When Ginger McCall took the position as Oregon’s first public-records advocate, she was asked why public records were important.
“They are the best chance that we as a public have to understand the function of government – and understanding the function of government is necessary to exercise our rights within a democracy,” she said in her inaugural interview with The Oregonian.
That ideal was intact when she resigned this week, citing what she considered an abuse of power by Gov. Kate Brown’s former general counsel, Misha Isaak. She had been on the job for only 18 months.
The story is still developing. The series of events that took place over the past year are still unraveling, beginning with high hopes for the new office but ending in claims of downward pressure from the Governor’s Office to quash legislation considered fundamental to improving transparency.
The latest reports based on McCall’s records suggest there was a concerted effort to kill House Bill 2431, which would have required every state agency to track the number of public records requests it receives, how many remain outstanding beyond legal time limits, and information on fee waivers and reductions.
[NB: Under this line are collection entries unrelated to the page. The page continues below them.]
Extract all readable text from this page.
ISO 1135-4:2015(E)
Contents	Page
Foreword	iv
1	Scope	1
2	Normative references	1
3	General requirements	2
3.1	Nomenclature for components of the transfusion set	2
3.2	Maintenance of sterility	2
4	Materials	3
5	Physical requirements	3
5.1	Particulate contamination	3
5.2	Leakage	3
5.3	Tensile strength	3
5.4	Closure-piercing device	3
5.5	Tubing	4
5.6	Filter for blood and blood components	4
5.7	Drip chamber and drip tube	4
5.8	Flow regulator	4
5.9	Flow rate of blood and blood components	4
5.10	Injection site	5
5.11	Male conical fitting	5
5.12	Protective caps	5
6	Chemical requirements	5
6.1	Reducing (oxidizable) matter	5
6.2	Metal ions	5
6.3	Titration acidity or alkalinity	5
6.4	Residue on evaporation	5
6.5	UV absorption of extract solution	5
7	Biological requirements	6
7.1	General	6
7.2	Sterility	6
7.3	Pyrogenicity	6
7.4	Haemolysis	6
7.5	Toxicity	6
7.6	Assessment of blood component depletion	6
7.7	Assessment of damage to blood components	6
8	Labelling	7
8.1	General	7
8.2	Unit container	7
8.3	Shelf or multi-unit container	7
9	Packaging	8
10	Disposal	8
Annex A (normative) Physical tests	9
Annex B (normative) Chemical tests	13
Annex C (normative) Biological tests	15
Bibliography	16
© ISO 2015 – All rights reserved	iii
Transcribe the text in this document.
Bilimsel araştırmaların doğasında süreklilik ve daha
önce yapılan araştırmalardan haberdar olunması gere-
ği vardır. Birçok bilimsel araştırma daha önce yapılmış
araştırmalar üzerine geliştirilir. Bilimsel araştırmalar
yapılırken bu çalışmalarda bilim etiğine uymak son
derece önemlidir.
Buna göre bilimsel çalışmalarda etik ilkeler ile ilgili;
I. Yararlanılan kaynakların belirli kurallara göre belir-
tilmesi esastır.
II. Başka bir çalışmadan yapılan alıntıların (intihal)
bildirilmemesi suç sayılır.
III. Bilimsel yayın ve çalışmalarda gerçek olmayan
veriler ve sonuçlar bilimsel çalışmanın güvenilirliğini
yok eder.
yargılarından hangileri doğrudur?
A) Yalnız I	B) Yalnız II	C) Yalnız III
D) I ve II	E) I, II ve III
The bill was drafted by McCall as proposed by the Public Records Advisory Council.
This would have been one of the most significant corrective measures in Oregon’s public-records law in years, one that would have restored the spirit of the law that these documents belong to the people of Oregon. And it would have laid the groundwork for more improvements – for public and government – in the future.
But by McCall’s account, she faced opposition to the bill from then-general counsel Isaak, who told her that she should be prioritizing the governor’s interests over policy. According to McCall, Isaak said he was her supervisor, contradicting the autonomy of the office. In the sordid tale of politics that follows, the bill ultimately dies, the advocate’s independence is usurped by government presumption, and McCall walks. We can’t blame her.
This is a wake-up call that suppression is insidious – and manifests behind closed doors – whether intentional or out of ignorance. It’s not uncommon for reporters to have requests met with delays or total obstructions because government representatives don’t think or don’t know what is required of them. It is even more common to be confronted with exorbitant and prohibitive fees. This is why the state needs this advocacy position, to educate the employees on their duties under the law.
Oregon’s public-records laws, once a paragon for transparency, have been chipped away, carved out and prioritized for greater secrecy. The public-records advocate was the channel for reforming policy. The further removed we get from the spirit of the actual law – that government documents are the property of the people – the more we creep toward protecting secrecy. That is why the state needs this position, to push for informed policy and set the standard for all local and state operations.
FURTHER READING: Public records are the right of every Oregonian (editorial)
This is a major black mark on the governor’s administration, but it should also serve to put a fire under its feet to aggressively work on real transparency within state government, as it has claimed it wants to do. The state can set a new standard, one that ensures access to government information, in a timely manner, without obstructions or delays, for the public it serves.
Whether Isaak acted out of ignorance or design is not the question. The intent was the same: to neuter the office charged with ensuring the transparency the governor said she wanted – to take the public out of the spirit of public records, and turn an office for the people into an office for the powerful. We stand with others in Portland media calling for the governor to reconsider Isaak’s appointment to the Court of Appeals based on his judgment and perspective.
This isn’t just a concern for reporters who work to hold public officials accountable. This is a concern for all Oregonians for whom government transparency is a civic right.
Brown has issued a statement saying she, with the counsel of McCall and the Public Records Advisory Council, “will develop recommendations to the Legislature to create a truly independent position.”
And, we trust, to aggressively push for the passage of legislation that would improve Oregonians’ access to public information.
And to prevent any avenues of intimidation or coercion to undermine that independence.
And to remember in all actions that the public’s right to know is paramount, and that the government’s urge for suppression is the real and ever-present enemy of the people.